Wednesday, November 04, 2009

Twice in One Week - Disaster Recovery beyond our Control

It has been a busy week for disaster recovery so far - we had an outage on Monday and we had another one today.


Monday's Email Outage
On Monday, we lost our e-mail services. No, it had nothing to do with the Lotus Domino server. That was fine.

At first, it looked as if we'd forgotten to renew our domain name. This was quickly followed with a back and forward check of various DNS services out there on the Web, our domain registrar and our Internet service providers. All seemed ok with our domain name but there was definitely something weird happening.

Eventually we discovered that our Internet service provider had their DNS running off a domain which they had forgotten to renew. Since they were providing our primary DNS, all of our inbound mail was getting confused when it went to resolve our domain.

After being told by us (yes, they were unaware of the situation despite the fact that it had occurred during the night and it wasn't noticed immediately in the morning), they quickly got to work renewing their domain. Of course, given the sorts of problems associated with domain name propagation, our problems persisted in one form or another for several hours.

Years ago, such a problem would've been effectively "over" within a matter of hours but unfortunately, more and more companies are outsourcing their services overseas, and it takes more than fixing the local domain services to resolve the problem.


Today's Building Outage
Our Wednesday problem occurred while I was at lunch. I hurried back and arrived at a darkened building. Luckily, since we moved offices, we aren't as high up as we used to be and I only had to run up six stories worth of stairs (although immediately after lunch, it felt like more than that).

It turned out that the entire local grid had lost power. Our domino server and our main file server were happily running off UPS but unfortunately the UPS handling our communications gear was not up to scratch. It didn't matter because there was no way that the UPS would be able to power our systems for more than 30 minutes. Even if this was possible, the temperature inside the computer room was rapidly climbing now that the air-conditioning was off.

We had no choice but to start shutting down the servers. It took us a little while to make that decision because we knew we had a little time and we were hoping for the power to come back on. Of course, as soon as we got halfway through the shutdown procedure, the power came back on. This was after a 45 minute outage in the centre of Sydney's CBD.

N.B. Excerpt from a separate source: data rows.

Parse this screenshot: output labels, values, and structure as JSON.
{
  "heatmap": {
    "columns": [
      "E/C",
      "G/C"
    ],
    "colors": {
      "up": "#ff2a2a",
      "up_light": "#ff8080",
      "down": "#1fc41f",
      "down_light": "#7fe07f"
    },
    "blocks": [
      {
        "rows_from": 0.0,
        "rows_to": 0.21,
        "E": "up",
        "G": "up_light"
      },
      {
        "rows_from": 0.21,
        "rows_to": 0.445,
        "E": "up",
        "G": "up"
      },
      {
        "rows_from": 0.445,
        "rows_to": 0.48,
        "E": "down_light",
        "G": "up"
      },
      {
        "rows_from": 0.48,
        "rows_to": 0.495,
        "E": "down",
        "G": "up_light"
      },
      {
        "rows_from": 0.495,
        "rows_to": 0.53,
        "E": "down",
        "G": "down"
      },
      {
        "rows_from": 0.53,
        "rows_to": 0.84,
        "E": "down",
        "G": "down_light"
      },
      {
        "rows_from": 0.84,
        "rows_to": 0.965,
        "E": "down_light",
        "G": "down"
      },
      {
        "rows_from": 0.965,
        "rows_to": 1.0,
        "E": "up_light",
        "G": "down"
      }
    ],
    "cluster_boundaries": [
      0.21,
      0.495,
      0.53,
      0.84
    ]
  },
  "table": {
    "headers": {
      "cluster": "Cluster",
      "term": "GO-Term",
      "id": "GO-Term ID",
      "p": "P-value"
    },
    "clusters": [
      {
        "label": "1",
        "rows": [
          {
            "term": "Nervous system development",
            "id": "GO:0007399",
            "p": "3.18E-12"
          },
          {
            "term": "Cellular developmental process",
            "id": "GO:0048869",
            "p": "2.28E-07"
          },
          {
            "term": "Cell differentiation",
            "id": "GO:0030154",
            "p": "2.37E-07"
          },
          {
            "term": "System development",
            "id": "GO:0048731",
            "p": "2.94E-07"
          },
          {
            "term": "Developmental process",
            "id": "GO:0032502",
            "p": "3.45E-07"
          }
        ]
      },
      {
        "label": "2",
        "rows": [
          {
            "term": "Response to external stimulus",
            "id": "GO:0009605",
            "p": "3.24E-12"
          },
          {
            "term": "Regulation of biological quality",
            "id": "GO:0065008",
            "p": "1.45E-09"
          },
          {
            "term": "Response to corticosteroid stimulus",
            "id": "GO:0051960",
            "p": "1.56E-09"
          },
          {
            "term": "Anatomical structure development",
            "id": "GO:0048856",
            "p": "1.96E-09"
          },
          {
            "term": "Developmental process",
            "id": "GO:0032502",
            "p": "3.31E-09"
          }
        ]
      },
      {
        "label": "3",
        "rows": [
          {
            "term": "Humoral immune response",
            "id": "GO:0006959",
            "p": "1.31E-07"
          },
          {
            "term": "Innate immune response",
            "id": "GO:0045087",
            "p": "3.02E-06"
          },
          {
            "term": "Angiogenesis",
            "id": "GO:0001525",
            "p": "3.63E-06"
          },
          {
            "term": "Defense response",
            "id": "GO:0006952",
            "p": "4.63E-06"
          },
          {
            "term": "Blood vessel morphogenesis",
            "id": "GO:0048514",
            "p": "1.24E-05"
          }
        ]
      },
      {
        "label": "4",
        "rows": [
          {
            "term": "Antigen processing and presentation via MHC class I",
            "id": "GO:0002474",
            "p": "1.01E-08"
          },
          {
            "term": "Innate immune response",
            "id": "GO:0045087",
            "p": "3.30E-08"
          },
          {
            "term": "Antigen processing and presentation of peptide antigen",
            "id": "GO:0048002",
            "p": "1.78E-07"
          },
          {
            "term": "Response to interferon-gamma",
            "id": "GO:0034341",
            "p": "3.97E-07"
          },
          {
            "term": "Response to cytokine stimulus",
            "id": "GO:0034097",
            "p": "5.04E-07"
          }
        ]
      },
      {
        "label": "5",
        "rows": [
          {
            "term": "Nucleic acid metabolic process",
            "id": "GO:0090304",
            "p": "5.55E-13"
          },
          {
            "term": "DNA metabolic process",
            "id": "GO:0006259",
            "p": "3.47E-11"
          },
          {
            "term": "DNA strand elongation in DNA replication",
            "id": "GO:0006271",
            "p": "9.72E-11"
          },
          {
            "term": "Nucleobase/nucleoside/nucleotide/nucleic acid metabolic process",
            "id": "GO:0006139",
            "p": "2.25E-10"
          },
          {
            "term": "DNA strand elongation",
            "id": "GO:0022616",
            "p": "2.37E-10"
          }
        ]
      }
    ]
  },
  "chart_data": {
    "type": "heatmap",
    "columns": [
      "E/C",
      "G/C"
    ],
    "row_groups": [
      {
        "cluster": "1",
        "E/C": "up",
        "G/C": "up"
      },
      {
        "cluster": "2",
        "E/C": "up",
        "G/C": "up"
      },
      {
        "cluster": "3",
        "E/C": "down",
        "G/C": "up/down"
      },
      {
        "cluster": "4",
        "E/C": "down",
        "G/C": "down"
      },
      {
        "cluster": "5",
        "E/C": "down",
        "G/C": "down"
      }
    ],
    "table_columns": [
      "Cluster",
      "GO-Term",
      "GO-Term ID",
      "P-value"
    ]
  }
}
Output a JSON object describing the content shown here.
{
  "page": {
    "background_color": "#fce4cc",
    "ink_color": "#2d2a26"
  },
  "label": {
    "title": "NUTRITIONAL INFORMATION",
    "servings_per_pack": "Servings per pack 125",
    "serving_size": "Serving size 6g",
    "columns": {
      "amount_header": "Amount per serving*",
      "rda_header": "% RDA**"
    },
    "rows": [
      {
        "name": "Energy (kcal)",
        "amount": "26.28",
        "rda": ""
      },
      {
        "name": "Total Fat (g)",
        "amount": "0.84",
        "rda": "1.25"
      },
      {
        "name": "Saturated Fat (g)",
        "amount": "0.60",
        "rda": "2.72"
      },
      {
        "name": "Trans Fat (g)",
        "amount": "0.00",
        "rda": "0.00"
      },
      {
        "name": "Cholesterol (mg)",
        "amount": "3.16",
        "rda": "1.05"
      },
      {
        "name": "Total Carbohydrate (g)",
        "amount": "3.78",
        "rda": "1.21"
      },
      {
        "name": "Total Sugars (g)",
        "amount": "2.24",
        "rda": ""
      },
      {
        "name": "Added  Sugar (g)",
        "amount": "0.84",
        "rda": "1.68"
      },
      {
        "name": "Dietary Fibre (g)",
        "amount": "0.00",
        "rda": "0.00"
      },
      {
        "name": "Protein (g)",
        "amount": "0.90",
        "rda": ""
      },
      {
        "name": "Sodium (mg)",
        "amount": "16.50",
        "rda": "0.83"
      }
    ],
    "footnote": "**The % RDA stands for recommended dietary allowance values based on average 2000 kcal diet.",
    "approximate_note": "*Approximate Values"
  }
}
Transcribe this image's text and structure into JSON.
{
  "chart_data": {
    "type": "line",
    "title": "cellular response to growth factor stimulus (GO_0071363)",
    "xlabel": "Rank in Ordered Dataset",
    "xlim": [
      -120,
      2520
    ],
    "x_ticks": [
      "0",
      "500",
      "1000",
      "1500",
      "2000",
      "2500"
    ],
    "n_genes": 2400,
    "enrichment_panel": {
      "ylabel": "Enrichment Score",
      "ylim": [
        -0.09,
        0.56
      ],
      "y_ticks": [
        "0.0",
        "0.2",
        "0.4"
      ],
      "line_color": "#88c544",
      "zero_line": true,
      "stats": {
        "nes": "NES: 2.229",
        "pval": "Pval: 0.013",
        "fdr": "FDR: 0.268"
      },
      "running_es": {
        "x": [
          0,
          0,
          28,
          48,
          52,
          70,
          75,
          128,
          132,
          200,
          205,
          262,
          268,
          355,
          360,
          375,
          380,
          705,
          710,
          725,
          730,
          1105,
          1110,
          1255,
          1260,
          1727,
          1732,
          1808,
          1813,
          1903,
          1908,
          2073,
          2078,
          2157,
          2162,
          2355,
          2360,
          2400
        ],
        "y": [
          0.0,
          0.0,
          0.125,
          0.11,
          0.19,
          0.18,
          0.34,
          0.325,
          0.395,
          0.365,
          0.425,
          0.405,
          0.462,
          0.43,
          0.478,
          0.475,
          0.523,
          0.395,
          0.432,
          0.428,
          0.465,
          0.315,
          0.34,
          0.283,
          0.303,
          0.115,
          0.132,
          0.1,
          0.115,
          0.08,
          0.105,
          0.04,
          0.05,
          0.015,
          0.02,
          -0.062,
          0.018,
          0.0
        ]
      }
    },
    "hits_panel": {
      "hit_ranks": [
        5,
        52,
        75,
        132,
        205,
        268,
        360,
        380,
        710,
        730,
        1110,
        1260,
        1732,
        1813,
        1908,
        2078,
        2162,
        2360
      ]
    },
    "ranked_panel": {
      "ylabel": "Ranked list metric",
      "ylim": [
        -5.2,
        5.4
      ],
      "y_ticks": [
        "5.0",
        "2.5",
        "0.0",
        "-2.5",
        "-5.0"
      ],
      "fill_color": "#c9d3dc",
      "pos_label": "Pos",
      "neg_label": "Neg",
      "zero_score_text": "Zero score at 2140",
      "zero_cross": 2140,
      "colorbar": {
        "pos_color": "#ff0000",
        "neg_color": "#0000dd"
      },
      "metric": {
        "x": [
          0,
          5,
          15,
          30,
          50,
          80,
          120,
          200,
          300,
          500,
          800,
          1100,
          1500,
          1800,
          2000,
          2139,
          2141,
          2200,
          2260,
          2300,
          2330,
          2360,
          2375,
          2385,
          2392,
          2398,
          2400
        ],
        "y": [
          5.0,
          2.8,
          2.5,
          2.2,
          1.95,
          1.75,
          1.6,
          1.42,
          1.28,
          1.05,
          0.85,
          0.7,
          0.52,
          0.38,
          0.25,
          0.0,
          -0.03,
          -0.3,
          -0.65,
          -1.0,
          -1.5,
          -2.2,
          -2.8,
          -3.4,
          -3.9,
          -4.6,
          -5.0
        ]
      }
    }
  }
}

Once again, the problem was "environmental" and out of our control. We could have switched to our offsite systems but it is a hard call to make because although our systems are clustered, we have a few special requirements which make a partially manual cut-over desirable. When the cut-over is not automatic, it becomes very difficult to make a decision as to when to flip the switch.


Out of Control Problems
The thing that these stories brings to mind is the fact that I keep reading anti-cloud computing "horror" stories from various vendors. In particular, they talk about Google's Gmail outages. I don't personally understand how people can think that cloud computing is any more or less unsafe than normal computing. As I said before, the problems had nothing to do with the Domino server. In fact, I can't remember a time when we've had an outage due to the Domino server.

I can remember plenty of times when we had hardware failures, ISP failures, power, air-conditioning, gas leaks and DNS failures. We've had problems with Anti-Virus and Anti-Spam services running on the domino server - and when we moved them off the server, they still caused us the occasional problem at the gateway. We've even had problems because of Windows itself and device driver updates. It's never domino though. The server product is entirely stable.

In some respects, our Domino mail is in exactly the same position as Gmail. It's not the product that is at fault, it's the underlying infrastructure - and it's out of our hands.

2 comments:

Graham Dodge said...

Gavin, my concern is not around the relative stability of local v. outsourced facilities but rather that when the Effluent finally does hit the Air Movement Device with outsourced services ...

1. You have no ability to know what went wrong or how long it will take to fix it and are forced to ring a support person who also probably doesn't know what is happening, and ...

2. When services are finally resumed you will not be first in the queue to have your devices restored. All of the Big Boys on the Premium Support will get their stuff on-line first and you will only be notified of progress when the Hosting Org phone jockeys reach 'G' for Gavin on their list.

At least with local hardware you can quickly diagnose the problem and (hopefully) predict how long it should take to resume normal operations.
.

Gavin Bollard said...

Graham,

I'd say that was a fair call except that our general services aren't outsourced to the cloud but...

1. We only discovered what went wrong through a bit of investigative work ourselves. The ISP had no clue.

2. Notifications? What are they? When it comes on, it's fixed. Our ISP contacted me several hours after it was resolved.

I don't see that what I have at the moment provides a huge advantage over cloud services.